Gusel Jachina, Wolgakinder (2018)

Seit Wochen leben wir auf Abstand, manche Mitglieder der Risikogruppen sogar ganz isoliert. Was liegt da näher als ein Roman, dessen Hauptfigur über weite Strecken auf sich gestellt und von der Gesellschaft abgeschnitten ist, und zu schauen, wie sie damit umgeht?

Nach ihrem Überraschungserfolg von 2015 Suleika öffnet die Augen nimmt sich die russische Autorin und Filmemacherin Gusel Jachina in ihrem zweiten Roman ebenfalls ein geschichtliches Thema in einer entlegenen Gegend vor. Was für ein gewaltiges Werk: Fast 600 Seiten aus dem Leben eines Dorfschullehrers an der Wolga ab 1916. Da kann man schon jedes Zeitgefühl verlieren und es damit dem Protagonisten Jakob Bach gleichtun. Am liebsten würde er mit seiner Klara ein vollkommen zurückgezogenes Leben führen, aber die Wirklichkeit und der Wandel des Landes mit Revolution und Gründung der Deutschen Republik an der Wolga holen ihn immer wieder ein.
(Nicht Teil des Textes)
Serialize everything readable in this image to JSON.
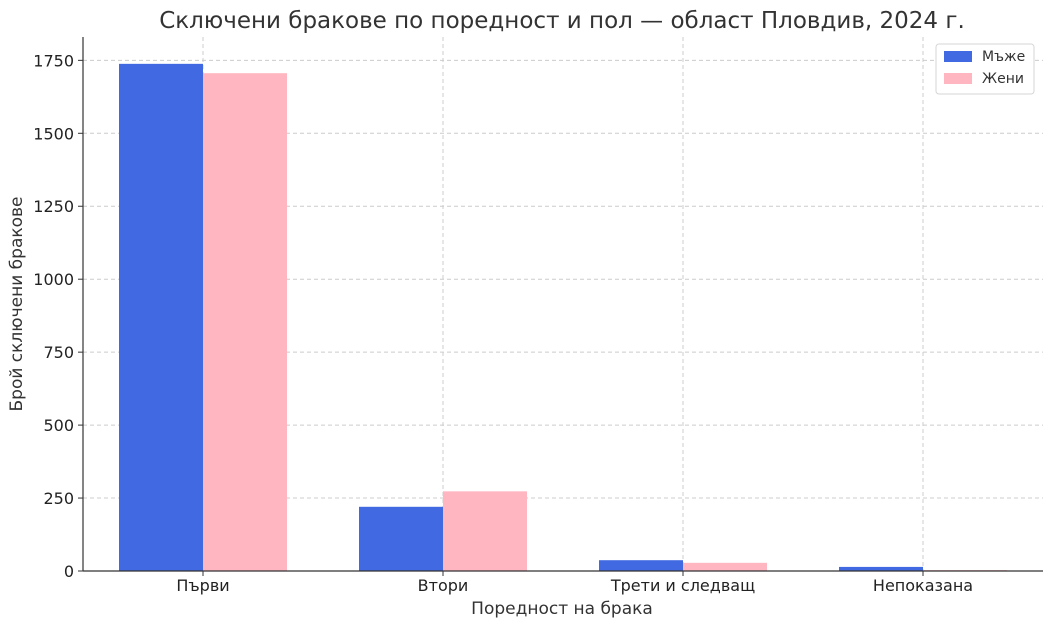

Das Paar wird überfallen und Klara vergewaltigt. Um ihre Tochter kümmert sich nach Klaras frühem Tod Jakob. Er ist nicht nur auf seinem Hof völlig allein mit dem Kind, sondern durch den Überfall verstummt er auch noch. Der Leser erfährt in sehr langen Beschreibungen viel darüber, wie Jakob sich mit der Situation arrangiert. An manchen Stellen zieht sich der Roman fast ausufernd lang hin, aber gerade dadurch wird das Leben am Fluss begreifbar.